Justice is a two way street. Sometimes getting there is not an easy endeavor. When any victim has to testify against their accuser it can be brutal and oftentimes the victim is re-victimized as a result. That being said, defendants in this country are guaranteed certain legal procedural rights, and one of them is the right to face their accuser. It says so in the Constitution so I’m not just making this up. In the Steubenville case, subpoenas were issued to juveniles living across the river in West Virginia. One of the subpoenas was issued for Jane Doe. I think my confusion here is — shouldn’t the state have issued a subpoena to her? And if not, perhaps this is why Mr. Madison was compelled to do so. I’m not an attorney, but I would think that her testimony is essential for BOTH sides of this case.
On Friday Hancock County Judge Ronald Wilson rejected the subpoena requests and cited no legal case from anywhere in the country to support the argument that the three West Virginia juveniles could be compelled to testify but stated in his 4-page ruling that Ohio and West Virginia law differ in their comparisons of a juvenile delinquency proceeding and a criminal trial.
“The proceeding in Ohio is not a criminal action — it is not a criminal prosecution — and it is not a criminal proceeding.”
Wilson added that there is no law his court follows which gives him the right to honor the Ohio request for the subpoenas. How does this not create a legal conundrum because Mr. Madison’s client has a constitutional right that is being denied him?
Madison said that the victim’s testimony was central to his client’s case and would involve her recollection of her actions before and after the incident, including what she told hospital staff, her friends and a text messages she sent to one of the accused boys after the incident.
“My client has a constitutional right to confront his accuser,” Madison said. “He has to have the right to call witnesses on his behalf.”

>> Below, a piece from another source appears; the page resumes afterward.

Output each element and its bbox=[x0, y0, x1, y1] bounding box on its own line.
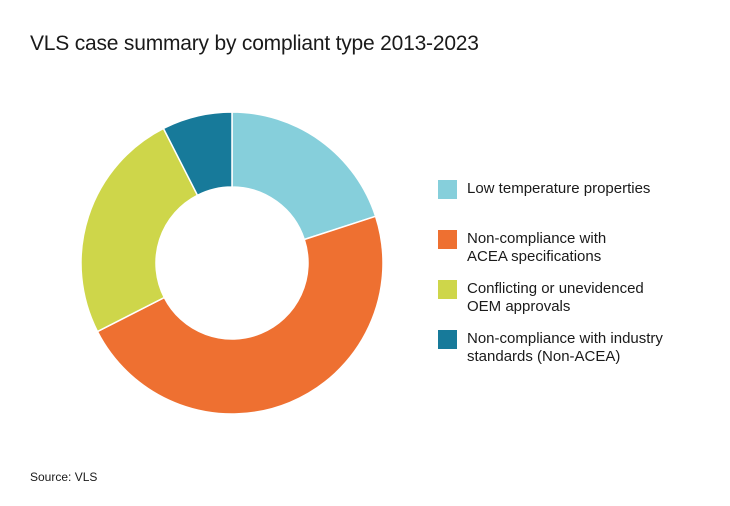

With regard to the text messages that Jane Doe allegedly sent – it has been discovered through social media that her phone went missing for a few days. Translation: She did not have possession of her cell phone. I have many questions. Questions that started me on this journey for the truth back in August. Here are a few that come to mind with the news of denying the subpoenas.
- What date did the text message allegedly sent from Jane Doe take place?
- Is it possible that Trent Mays may have sent the text himself?
- How would anyone be able to prove that this occurred since it is rumored that no phone records/ping info or social media was subpoenaed?
- What is it that was told to hospital staff and could this information implicate others?
I agree with Mr. Madison. Both defendants have the right to confront their accuser as well as call witnesses on their behalf and if it is true that other witnesses are going to invoke their Fifth Amendment right not to incriminate themselves to avoid prosecution – how will this affect the entire trial?